One day when as usual I came to the witch’s hut shortly before dusk, I was struck by the dejected spirits of its occupants. Manuilikha sat hunched on her bed with her feet tucked under her, rocking back and forth and muttering to herself, her head clasped in her hands. She ignored my greeting. Olesya responded with her habitual friendliness, but our conversation flagged. She must have been listening abstractedly, for her replies were completely off the point. Her beautiful face was shadowed by inner anxiety.

“I see you’re in some sort of trouble, Olesya,” I said, and gently touched her hand lying on the bench.

Quickly she turned away to stare out of the window. She tried to look calm, but her knitted eyebrows trembled, and her teeth dug into her lip.

“No, what could have happened to us?” she said tonelessly. “Everything’s just as it was.”

“Why won’t you tell me the truth, Olesya? That isn’t fair of you.

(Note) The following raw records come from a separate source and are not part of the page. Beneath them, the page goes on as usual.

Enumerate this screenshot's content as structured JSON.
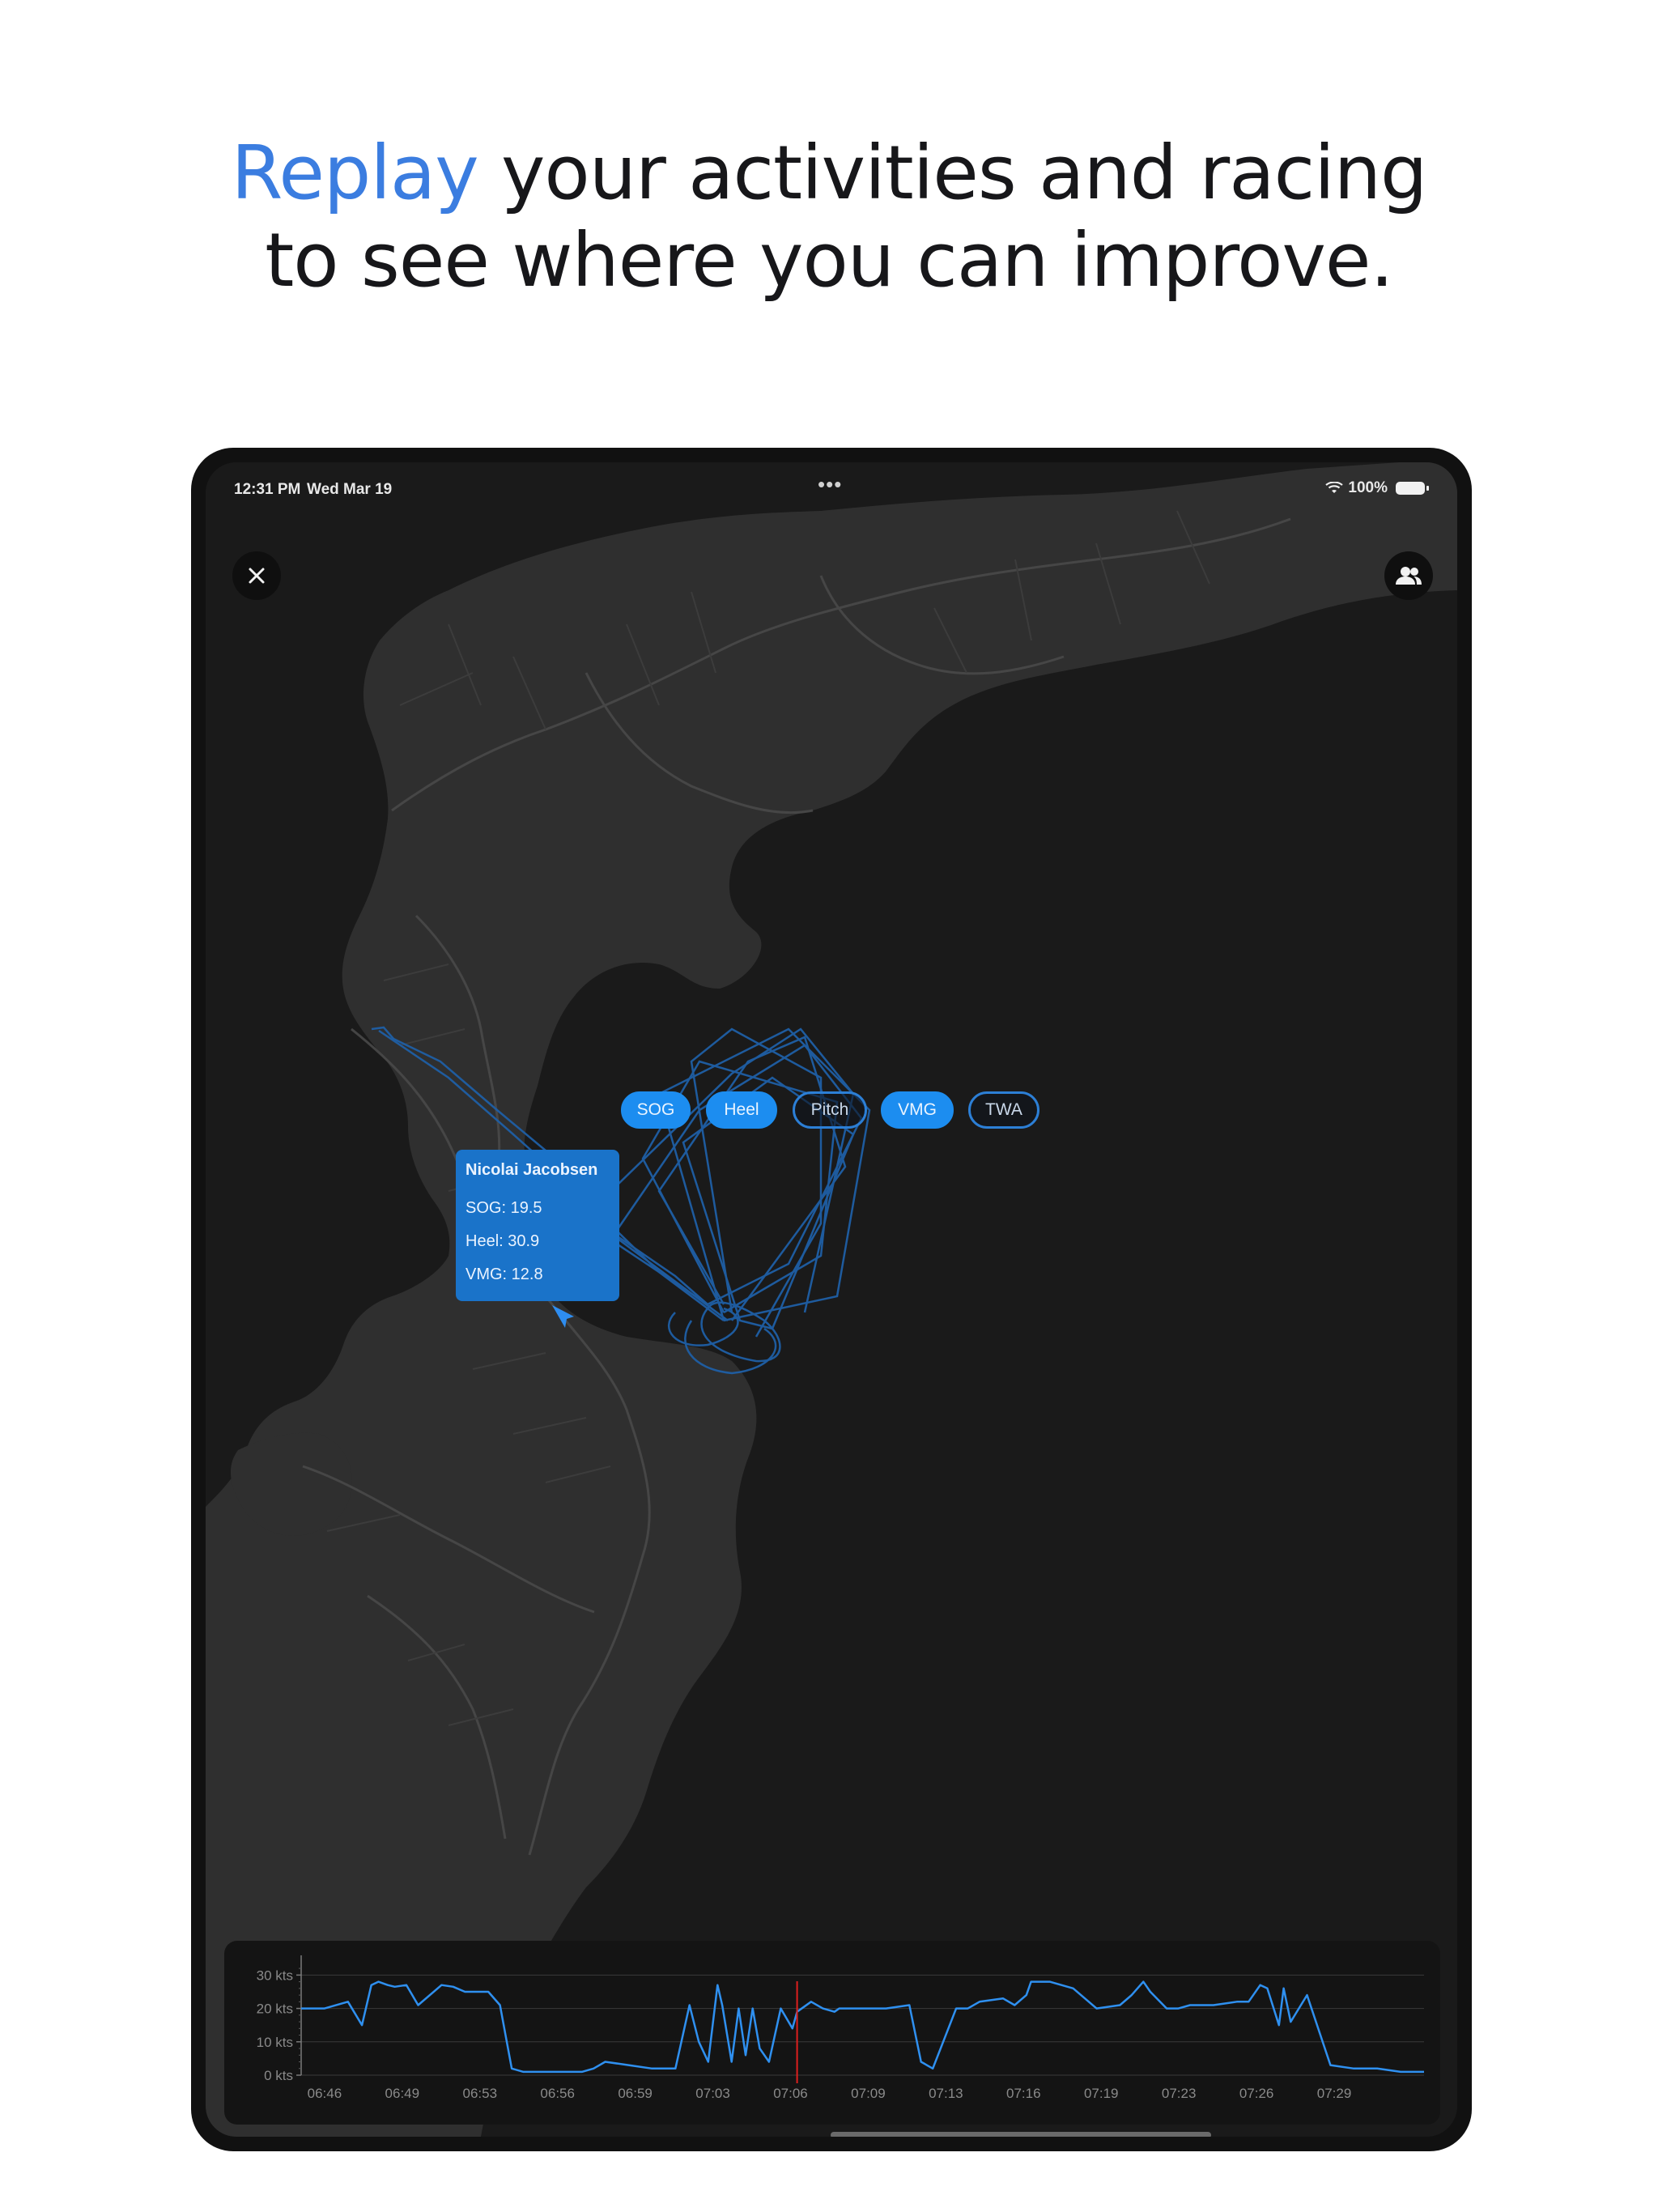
{
  "headline": {
    "accent": "Replay",
    "line1_rest": " your activities and racing",
    "line2": "to see where you can improve."
  },
  "status_bar": {
    "time": "12:31 PM",
    "date": "Wed Mar 19",
    "dots": "•••",
    "battery": "100%"
  },
  "metric_pills": [
    {
      "label": "SOG",
      "selected": true
    },
    {
      "label": "Heel",
      "selected": true
    },
    {
      "label": "Pitch",
      "selected": false
    },
    {
      "label": "VMG",
      "selected": true
    },
    {
      "label": "TWA",
      "selected": false
    }
  ],
  "athlete_card": {
    "name": "Nicolai Jacobsen",
    "sog": "SOG: 19.5",
    "heel": "Heel: 30.9",
    "vmg": "VMG: 12.8"
  },
  "colors": {
    "accent_blue": "#1c8df0",
    "track_blue": "#1f5fa6",
    "map_land": "#2f2f2f",
    "map_water": "#1a1a1a",
    "playhead": "#e0201e"
  },
  "icons": {
    "close": "close-icon",
    "people": "people-icon",
    "wifi": "wifi-icon",
    "battery": "battery-icon",
    "boat": "boat-arrow-icon"
  },
  "chart_data": {
    "type": "line",
    "title": "",
    "xlabel": "",
    "ylabel": "",
    "yticks": [
      "30 kts",
      "20 kts",
      "10 kts",
      "0 kts"
    ],
    "xticks": [
      "06:46",
      "06:49",
      "06:53",
      "06:56",
      "06:59",
      "07:03",
      "07:06",
      "07:09",
      "07:13",
      "07:16",
      "07:19",
      "07:23",
      "07:26",
      "07:29"
    ],
    "ylim": [
      0,
      33
    ],
    "xlim_minutes": [
      0,
      48
    ],
    "grid": true,
    "playhead_minute": 21.2,
    "series": [
      {
        "x": [
          0,
          1,
          2,
          2.6,
          3,
          3.3,
          3.7,
          4,
          4.5,
          5,
          6,
          6.5,
          7,
          8,
          8.5,
          9,
          9.5,
          10,
          11,
          12,
          12.5,
          13,
          14,
          15,
          16,
          16.6,
          17,
          17.4,
          17.8,
          18,
          18.4,
          18.7,
          19,
          19.3,
          19.6,
          20,
          20.5,
          21,
          21.2,
          21.8,
          22.3,
          22.8,
          23,
          24,
          25,
          26,
          26.5,
          27,
          28,
          28.5,
          29,
          30,
          30.5,
          31,
          31.2,
          32,
          33,
          34,
          35,
          35.5,
          36,
          36.3,
          37,
          37.5,
          38,
          39,
          40,
          40.5,
          41,
          41.3,
          41.8,
          42,
          42.3,
          43,
          44,
          45,
          46,
          47,
          48
        ],
        "y": [
          20,
          20,
          22,
          15,
          27,
          28,
          27,
          26.5,
          27,
          21,
          27,
          26.5,
          25,
          25,
          21,
          2,
          1,
          1,
          1,
          1,
          2,
          4,
          3,
          2,
          2,
          21,
          10,
          4,
          27,
          21,
          4,
          20,
          6,
          20,
          8,
          4,
          20,
          14,
          19,
          22,
          20,
          19,
          20,
          20,
          20,
          21,
          4,
          2,
          20,
          20,
          22,
          23,
          21,
          24,
          28,
          28,
          26,
          20,
          21,
          24,
          28,
          25,
          20,
          20,
          21,
          21,
          22,
          22,
          27,
          26,
          15,
          26,
          16,
          24,
          3,
          2,
          2,
          1,
          1
        ]
      }
    ]
  }
}
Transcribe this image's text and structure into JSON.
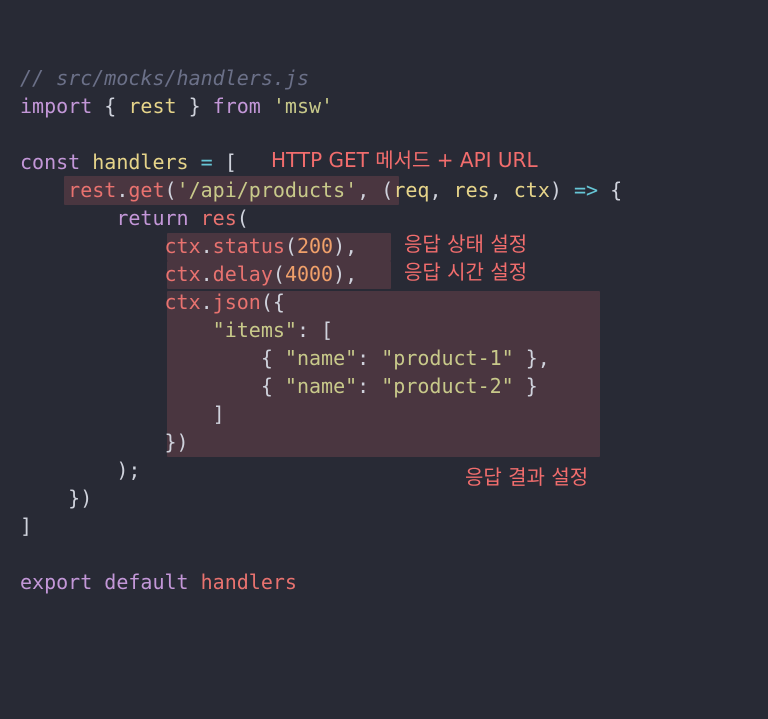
{
  "colors": {
    "background": "#282a35",
    "highlight": "#4a3640",
    "comment": "#6b7088",
    "keyword": "#c397d8",
    "variable": "#e6d48a",
    "string": "#c8c98a",
    "number": "#f0a06a",
    "identifier_red": "#e8726f",
    "operator": "#66c6d6",
    "annotation": "#f26d6d"
  },
  "code_lines": [
    [
      {
        "text": "// src/mocks/handlers.js",
        "cls": "comment"
      }
    ],
    [
      {
        "text": "import",
        "cls": "kw"
      },
      {
        "text": " { ",
        "cls": "punc"
      },
      {
        "text": "rest",
        "cls": "var"
      },
      {
        "text": " } ",
        "cls": "punc"
      },
      {
        "text": "from",
        "cls": "kw"
      },
      {
        "text": " ",
        "cls": "punc"
      },
      {
        "text": "'msw'",
        "cls": "str"
      }
    ],
    [],
    [
      {
        "text": "const",
        "cls": "kw"
      },
      {
        "text": " ",
        "cls": "punc"
      },
      {
        "text": "handlers",
        "cls": "var"
      },
      {
        "text": " ",
        "cls": "punc"
      },
      {
        "text": "=",
        "cls": "cyan"
      },
      {
        "text": " [",
        "cls": "punc"
      }
    ],
    [
      {
        "text": "    ",
        "cls": "punc"
      },
      {
        "text": "rest",
        "cls": "red"
      },
      {
        "text": ".",
        "cls": "punc"
      },
      {
        "text": "get",
        "cls": "red"
      },
      {
        "text": "(",
        "cls": "punc"
      },
      {
        "text": "'/api/products'",
        "cls": "str"
      },
      {
        "text": ", (",
        "cls": "punc"
      },
      {
        "text": "req",
        "cls": "var"
      },
      {
        "text": ", ",
        "cls": "punc"
      },
      {
        "text": "res",
        "cls": "var"
      },
      {
        "text": ", ",
        "cls": "punc"
      },
      {
        "text": "ctx",
        "cls": "var"
      },
      {
        "text": ") ",
        "cls": "punc"
      },
      {
        "text": "=>",
        "cls": "cyan"
      },
      {
        "text": " {",
        "cls": "punc"
      }
    ],
    [
      {
        "text": "        ",
        "cls": "punc"
      },
      {
        "text": "return",
        "cls": "kw"
      },
      {
        "text": " ",
        "cls": "punc"
      },
      {
        "text": "res",
        "cls": "red"
      },
      {
        "text": "(",
        "cls": "punc"
      }
    ],
    [
      {
        "text": "            ",
        "cls": "punc"
      },
      {
        "text": "ctx",
        "cls": "red"
      },
      {
        "text": ".",
        "cls": "punc"
      },
      {
        "text": "status",
        "cls": "red"
      },
      {
        "text": "(",
        "cls": "punc"
      },
      {
        "text": "200",
        "cls": "num"
      },
      {
        "text": "),",
        "cls": "punc"
      }
    ],
    [
      {
        "text": "            ",
        "cls": "punc"
      },
      {
        "text": "ctx",
        "cls": "red"
      },
      {
        "text": ".",
        "cls": "punc"
      },
      {
        "text": "delay",
        "cls": "red"
      },
      {
        "text": "(",
        "cls": "punc"
      },
      {
        "text": "4000",
        "cls": "num"
      },
      {
        "text": "),",
        "cls": "punc"
      }
    ],
    [
      {
        "text": "            ",
        "cls": "punc"
      },
      {
        "text": "ctx",
        "cls": "red"
      },
      {
        "text": ".",
        "cls": "punc"
      },
      {
        "text": "json",
        "cls": "red"
      },
      {
        "text": "({",
        "cls": "punc"
      }
    ],
    [
      {
        "text": "                ",
        "cls": "punc"
      },
      {
        "text": "\"items\"",
        "cls": "str"
      },
      {
        "text": ": [",
        "cls": "punc"
      }
    ],
    [
      {
        "text": "                    { ",
        "cls": "punc"
      },
      {
        "text": "\"name\"",
        "cls": "str"
      },
      {
        "text": ": ",
        "cls": "punc"
      },
      {
        "text": "\"product-1\"",
        "cls": "str"
      },
      {
        "text": " },",
        "cls": "punc"
      }
    ],
    [
      {
        "text": "                    { ",
        "cls": "punc"
      },
      {
        "text": "\"name\"",
        "cls": "str"
      },
      {
        "text": ": ",
        "cls": "punc"
      },
      {
        "text": "\"product-2\"",
        "cls": "str"
      },
      {
        "text": " }",
        "cls": "punc"
      }
    ],
    [
      {
        "text": "                ]",
        "cls": "punc"
      }
    ],
    [
      {
        "text": "            })",
        "cls": "punc"
      }
    ],
    [
      {
        "text": "        );",
        "cls": "punc"
      }
    ],
    [
      {
        "text": "    })",
        "cls": "punc"
      }
    ],
    [
      {
        "text": "]",
        "cls": "punc"
      }
    ],
    [],
    [
      {
        "text": "export",
        "cls": "kw"
      },
      {
        "text": " ",
        "cls": "punc"
      },
      {
        "text": "default",
        "cls": "kw"
      },
      {
        "text": " ",
        "cls": "punc"
      },
      {
        "text": "handlers",
        "cls": "red"
      }
    ]
  ],
  "annotations": {
    "http_get": "HTTP GET 메서드 + API URL",
    "status": "응답 상태 설정",
    "delay": "응답 시간 설정",
    "result": "응답 결과 설정"
  }
}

I thought we were friends.”

“There’s nothing wrong, I assure you. Just our little troubles – all kinds of trifles.”

“No, Olesya, trifles wouldn’t make you look like that.”

“That’s your fancy.”

“Please be frank with me, Olesya. I don’t know if I can help you, but I may at least be able to give you some advice. And after all, you’ll feel better simply because you’ll have shared your sorrow with me.”

“Oh, it’s no use talking about it, really,” she replied impatiently. “There’s nothing you can do to help us.”

The old woman suddenly burst into our conversation with unusual heat.

“Stop being a fool, will you? You should listen when he speaks sense to you instead of sticking up your nose. Think there is nobody on earth cleverer than you? Let me tell you the whole story, sir,” she said, turning to me.

The trouble proved to be far more serious than I could have gathered from proud Olesya’s hints. The uryadnik had dropped into the witch’s hut the night before.

“At first he sat down nicely and asked for some vodka,” said Manuilikha, “and then he let go. ‘You clear out of this house,’ he says, ‘in twenty-four hours, with bag and baggage. If I find you in here when I come next,’ he says, ‘I’ll have you transported, and no mistake. I’ll pack you off to your home with two soldiers, damn you!’ he says. Now my home is far away, sir – the town of Amchensk. I don’t know a living soul there any more and, besides, our passports ran out a long, long time ago. Anyway they weren’t in order from the outset. Oh dear!”

“But he didn’t mind your living here before, did he?” I said. “Why must he bully you now?”

“That’s just what I’d like to know. He gabbled something, but I couldn’t make it out. You see, this hut we live in isn’t ours, it’s the landlord’s. We used to live in the village, and then – ”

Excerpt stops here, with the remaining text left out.